Ghana took a bold step last week to save its name from being added to the tall list of resource-rich countries whose fortunes have slipped into the mire following political upheavals that characterized expected booms from such natural resources.
The peaceful transition followed a nerve-wracking contest between the candidate of the then incumbent National Patriotic Party (NPP), Nana Addo Dankwa Akuffo Addo and the candidate of the opposition National Democratic Congress (NDC), Professor John Evans Atta Mills.
On December 29, after a heated Presidential run-off, Ghana came to a standstill, and many observers, both local and international were eagerly waiting to conclude their notes as to what the country’s oil find was contributing to its young democracy.
Like many of his contemporaries in opposing parties, Kwesi Botchwey, a Former Minister of Finance and Economic Planning and now Lecturer of Economics at Tufts University, Massachusettes, was of the view that the 2008 elections would see Ghana at the crossroads of prosperity and doom.
Speaking at a recent Economic Development Lecture organised by the University of Ghana, Professor Kwesi Botchwey noted that he anticipated a “Dutch Disease in Ghana”, saying that “the mentality developed by some people that they discovered oil and thus should be allowed to manage it served as a breeding ground for disaster”.
This was against the backdrop that many Ghanaians acknowledged that the exploration project had begun over 20 years before the eventual success of the exercise. This thus created grounds for bitterness among opposition parties which eventually fed into the tensions that characterised the elections.

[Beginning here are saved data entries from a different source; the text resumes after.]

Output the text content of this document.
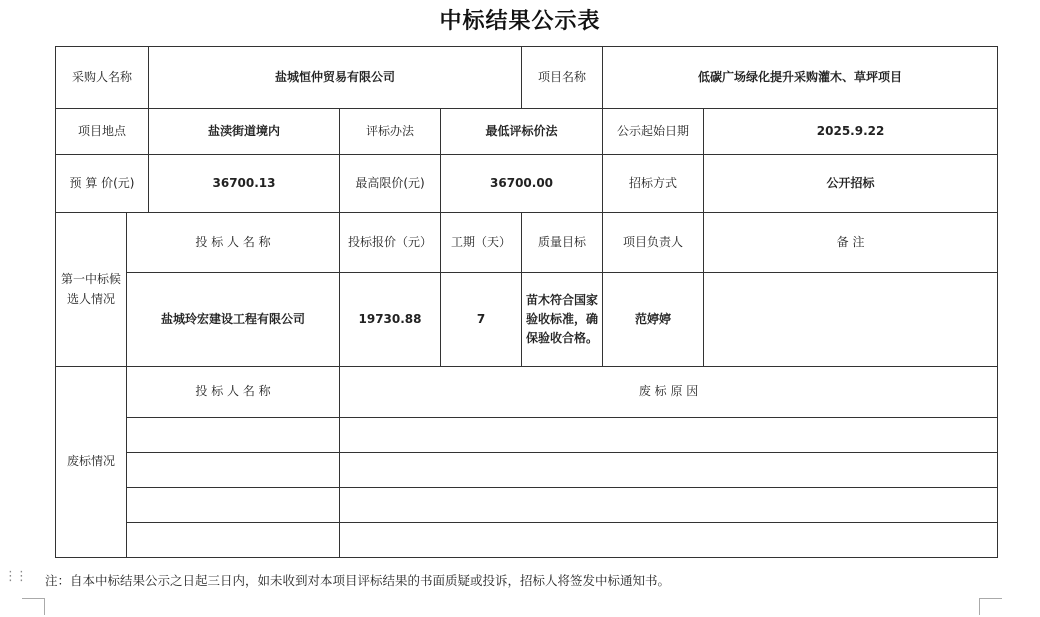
中标结果公示表
采购人名称		盐城恒仲贸易有限公司			项目名称	低碳广场绿化提升采购灌木、草坪项目	
项目地点		盐渎街道境内	评标办法	最低评标价法		公示起始日期	2025.9.22
预 算 价(元)		36700.13	最高限价(元)	36700.00		招标方式	公开招标
第一中标候选人情况	投 标 人 名 称		投标报价（元）	工期（天）	质量目标	项目负责人	备 注
	盐城玲宏建设工程有限公司		19730.88	7	苗木符合国家验收标准，确保验收合格。	范婷婷	
废标情况	投 标 人 名 称		废 标 原 因				

⋮⋮ 注：自本中标结果公示之日起三日内，如未收到对本项目评标结果的书面质疑或投诉，招标人将签发中标通知书。
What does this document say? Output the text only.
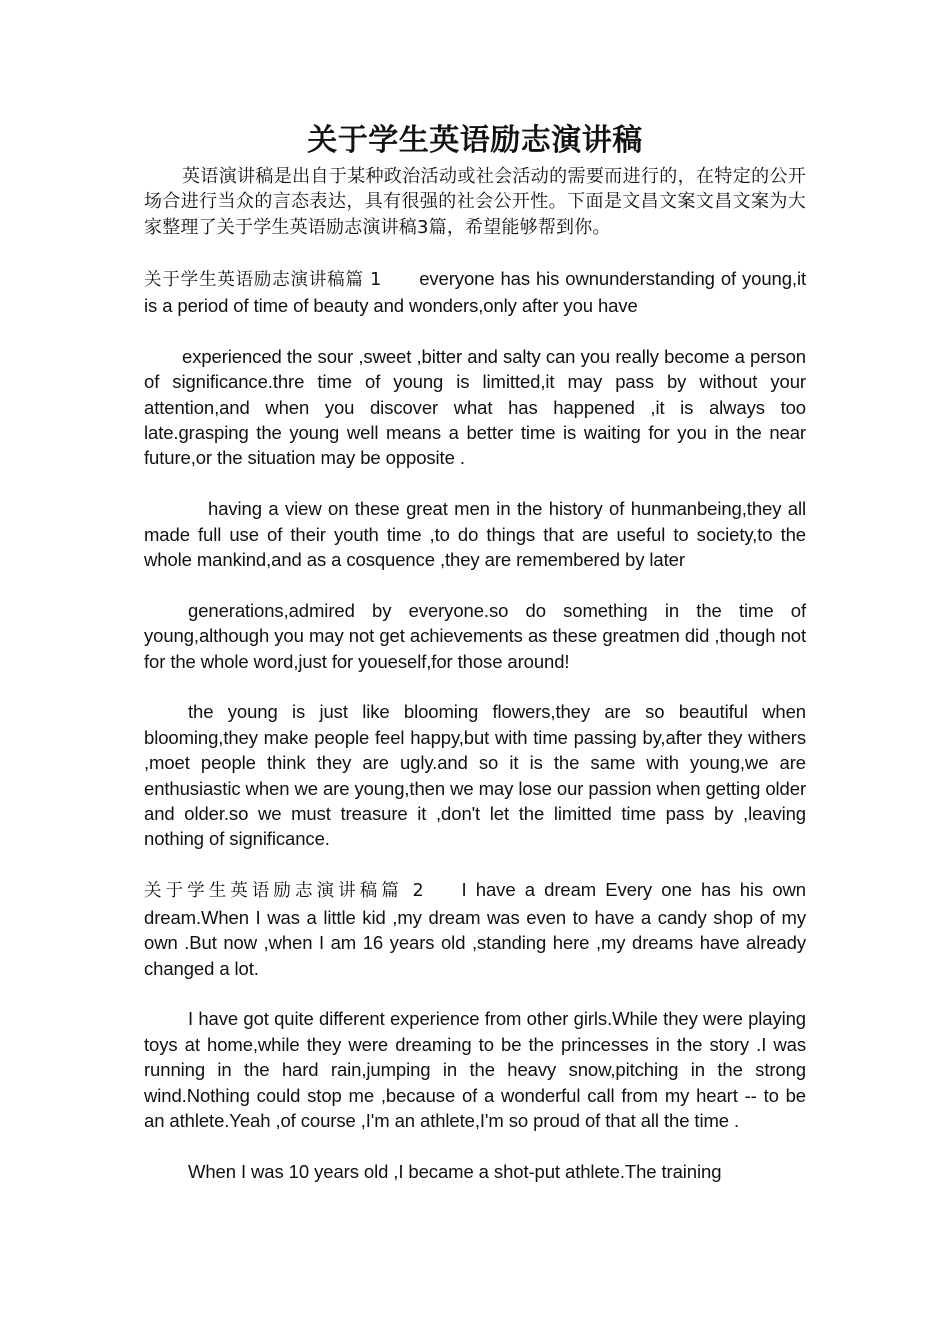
关于学生英语励志演讲稿

英语演讲稿是出自于某种政治活动或社会活动的需要而进行的，在特定的公开场合进行当众的言态表达，具有很强的社会公开性。下面是文昌文案文昌文案为大家整理了关于学生英语励志演讲稿3篇，希望能够帮到你。

关于学生英语励志演讲稿篇 1 everyone has his ownunderstanding of young,it is a period of time of beauty and wonders,only after you have

experienced the sour ,sweet ,bitter and salty can you really become a person of significance.thre time of young is limitted,it may pass by without your attention,and when you discover what has happened ,it is always too late.grasping the young well means a better time is waiting for you in the near future,or the situation may be opposite .

having a view on these great men in the history of hunmanbeing,they all made full use of their youth time ,to do things that are useful to society,to the whole mankind,and as a cosquence ,they are remembered by later

generations,admired by everyone.so do something in the time of young,although you may not get achievements as these greatmen did ,though not for the whole word,just for youeself,for those around!

the young is just like blooming flowers,they are so beautiful when blooming,they make people feel happy,but with time passing by,after they withers ,moet people think they are ugly.and so it is the same with young,we are enthusiastic when we are young,then we may lose our passion when getting older and older.so we must treasure it ,don't let the limitted time pass by ,leaving nothing of significance.

关于学生英语励志演讲稿篇 2 I have a dream Every one has his own dream.When I was a little kid ,my dream was even to have a candy shop of my own .But now ,when I am 16 years old ,standing here ,my dreams have already changed a lot.

I have got quite different experience from other girls.While they were playing toys at home,while they were dreaming to be the princesses in the story .I was running in the hard rain,jumping in the heavy snow,pitching in the strong wind.Nothing could stop me ,because of a wonderful call from my heart -- to be an athlete.Yeah ,of course ,I'm an athlete,I'm so proud of that all the time .

When I was 10 years old ,I became a shot-put athlete.The training
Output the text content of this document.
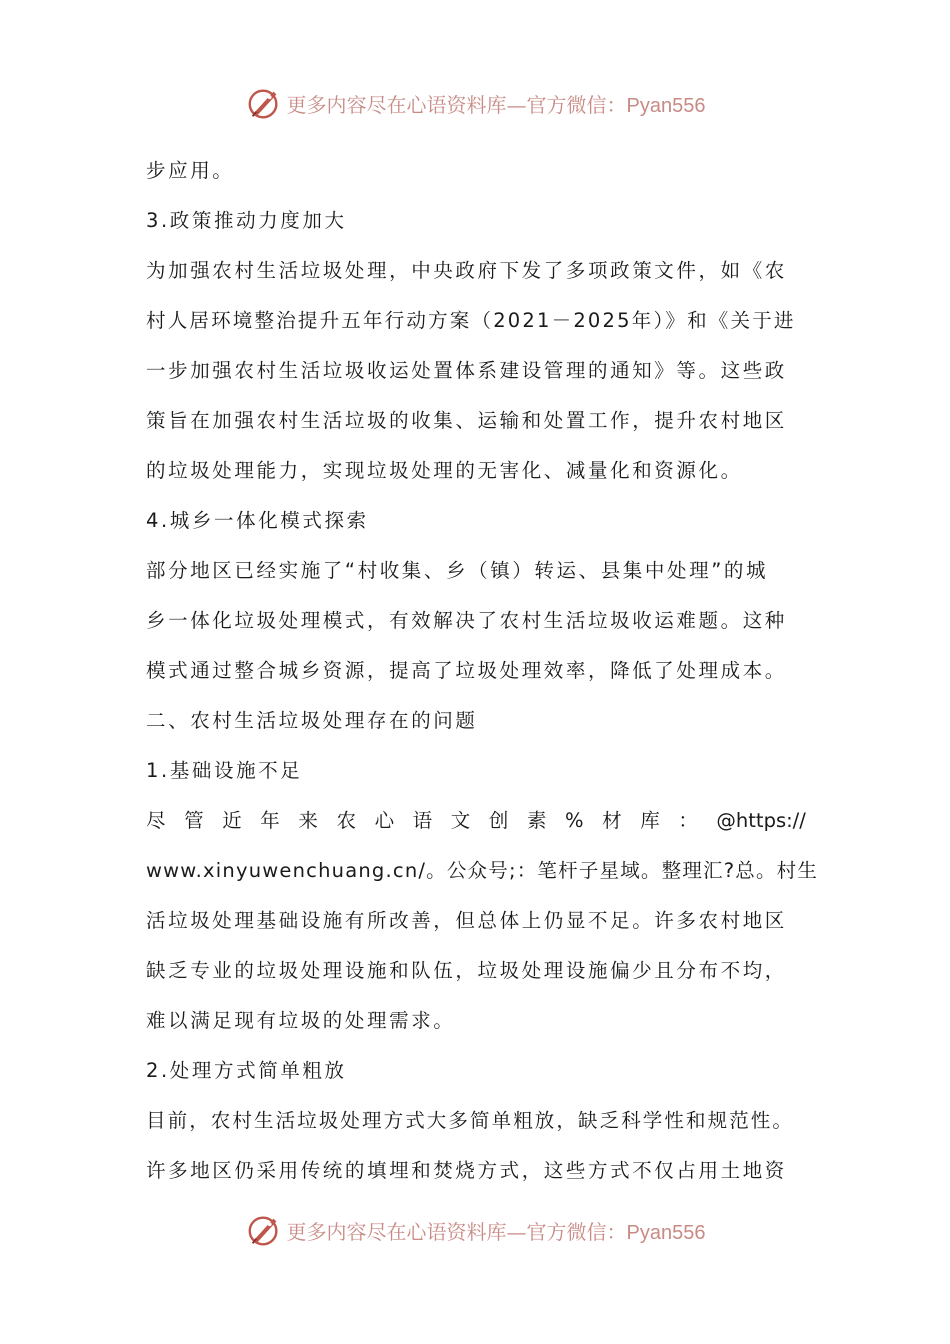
更多内容尽在心语资料库—官方微信：Pyan556
步应用。
3.政策推动力度加大
为加强农村生活垃圾处理，中央政府下发了多项政策文件，如《农
村人居环境整治提升五年行动方案（2021－2025年）》和《关于进
一步加强农村生活垃圾收运处置体系建设管理的通知》等。这些政
策旨在加强农村生活垃圾的收集、运输和处置工作，提升农村地区
的垃圾处理能力，实现垃圾处理的无害化、减量化和资源化。
4.城乡一体化模式探索
部分地区已经实施了“村收集、乡（镇）转运、县集中处理”的城
乡一体化垃圾处理模式，有效解决了农村生活垃圾收运难题。这种
模式通过整合城乡资源，提高了垃圾处理效率，降低了处理成本。
二、农村生活垃圾处理存在的问题
1.基础设施不足
尽 管 近 年 来 农 心 语 文 创 素 % 材 库 ： @https://
www.xinyuwenchuang.cn/。公众号;：笔杆子星域。整理汇?总。村生
活垃圾处理基础设施有所改善，但总体上仍显不足。许多农村地区
缺乏专业的垃圾处理设施和队伍，垃圾处理设施偏少且分布不均，
难以满足现有垃圾的处理需求。
2.处理方式简单粗放
目前，农村生活垃圾处理方式大多简单粗放，缺乏科学性和规范性。
许多地区仍采用传统的填埋和焚烧方式，这些方式不仅占用土地资
更多内容尽在心语资料库—官方微信：Pyan556
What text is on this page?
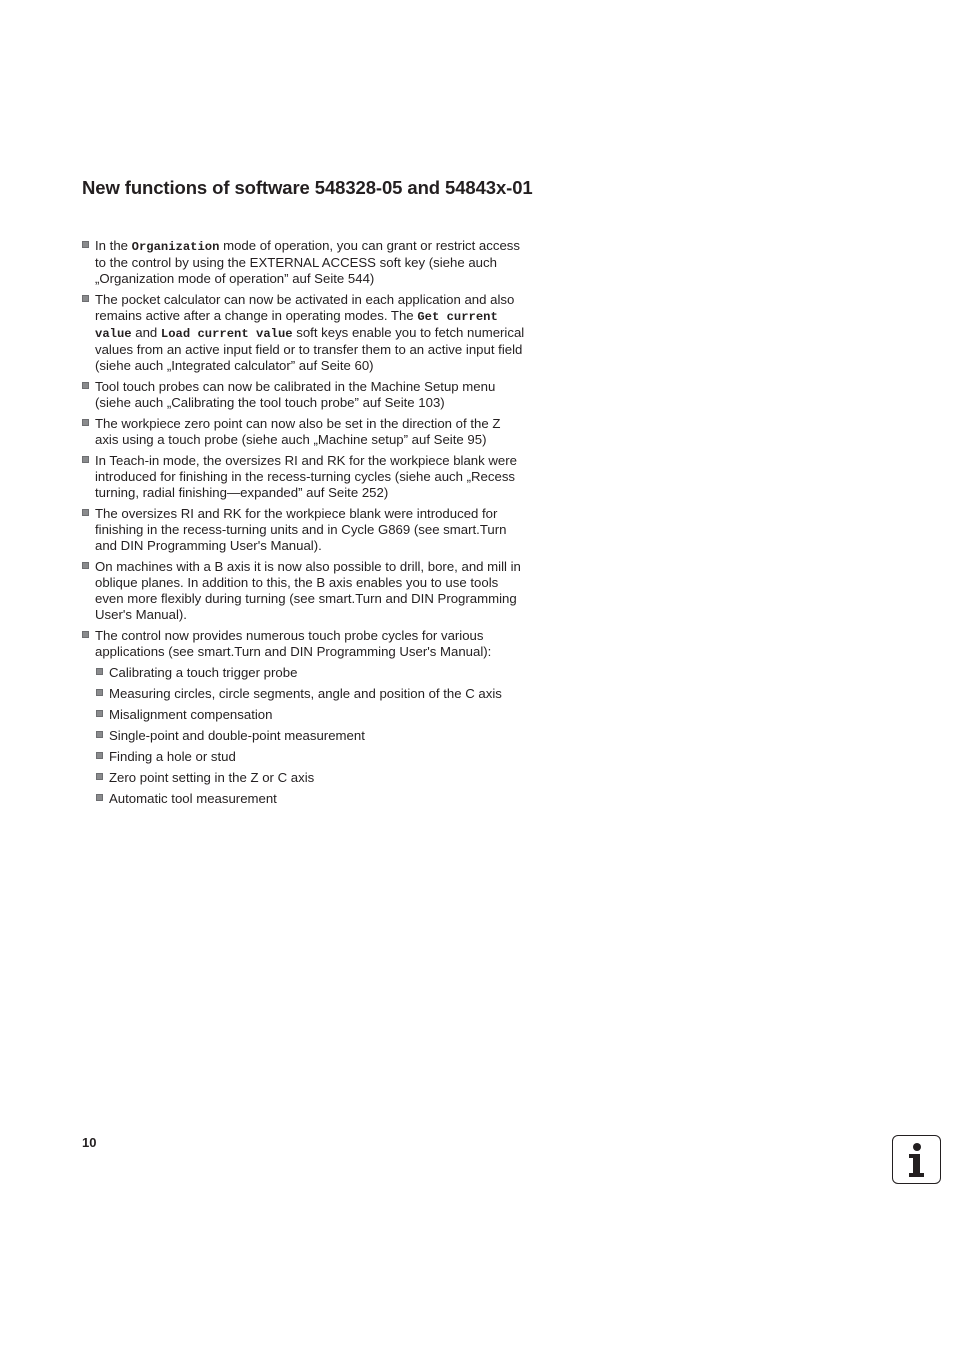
New functions of software 548328-05 and 54843x-01
In the Organization mode of operation, you can grant or restrict access to the control by using the EXTERNAL ACCESS soft key (siehe auch „Organization mode of operation” auf Seite 544)
The pocket calculator can now be activated in each application and also remains active after a change in operating modes. The Get current value and Load current value soft keys enable you to fetch numerical values from an active input field or to transfer them to an active input field (siehe auch „Integrated calculator” auf Seite 60)
Tool touch probes can now be calibrated in the Machine Setup menu (siehe auch „Calibrating the tool touch probe” auf Seite 103)
The workpiece zero point can now also be set in the direction of the Z axis using a touch probe (siehe auch „Machine setup” auf Seite 95)
In Teach-in mode, the oversizes RI and RK for the workpiece blank were introduced for finishing in the recess-turning cycles (siehe auch „Recess turning, radial finishing—expanded” auf Seite 252)
The oversizes RI and RK for the workpiece blank were introduced for finishing in the recess-turning units and in Cycle G869 (see smart.Turn and DIN Programming User's Manual).
On machines with a B axis it is now also possible to drill, bore, and mill in oblique planes. In addition to this, the B axis enables you to use tools even more flexibly during turning (see smart.Turn and DIN Programming User's Manual).
The control now provides numerous touch probe cycles for various applications (see smart.Turn and DIN Programming User's Manual):
Calibrating a touch trigger probe
Measuring circles, circle segments, angle and position of the C axis
Misalignment compensation
Single-point and double-point measurement
Finding a hole or stud
Zero point setting in the Z or C axis
Automatic tool measurement
10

Learning from other country examples, all stakeholders in the oil industry had come together in September 2008 to develop an oil policy. The forum came up with policy propositions to ensure the effective management and utilization of Ghana’s oil resources and revenues.
And indeed, all two major contending parties in the 2008 elections had similar plans on oil management issues such as the setting up of an independent body to manage expected oil revenues and the need to develop other productive sectors of the economy, particularly agriculture and industry, with such revenues to prevent a neglect of these sectors. The contention was thus over which government should start in the driving seat.
The hard work of the independent Electoral Commission, the nation’s security forces, a number of peace loving Ghanaians and the sense of magnanimity exhibited by the immediate past President, John Agyekum Kufuor contributed to the narrow escape from the canker bedeviling most resource rich countries that has been christened ‘Dutch Disease’.
Ghana is now back on track and well poised to see a transformation of its economic fortunes with a push from oil revenue. The country, which is already endowed with enviable natural resources such as gold, diamond, timber and significant cocoa harvests, expects to be a net exporter of oil by 2012.
A number of experts in oil this paper talked to were contented with the turn of events, and pointed out that, the next major hurdle would be to ensure a trickling down of the oil benefits to the average Ghanaian and those in the resource region in particular, to avert the likes of the Delta Region’s upheavals in Nigeria.
The realization of oil, usually referred to as “black gold” has been normally deemed a golden opportunity for the resource rich country’s economic breakthrough, but experiences in African countries such as Nigeria, Equatorial Guinea and Sudan have proven otherwise.
Political upheavals that stem from a ‘winner takes all mentality’ have rather turned back the clock of development in these economies.
It is not surprising then that the African continent that accounts for over 10% of global oil production is home to the largest percentage of the worlds poor.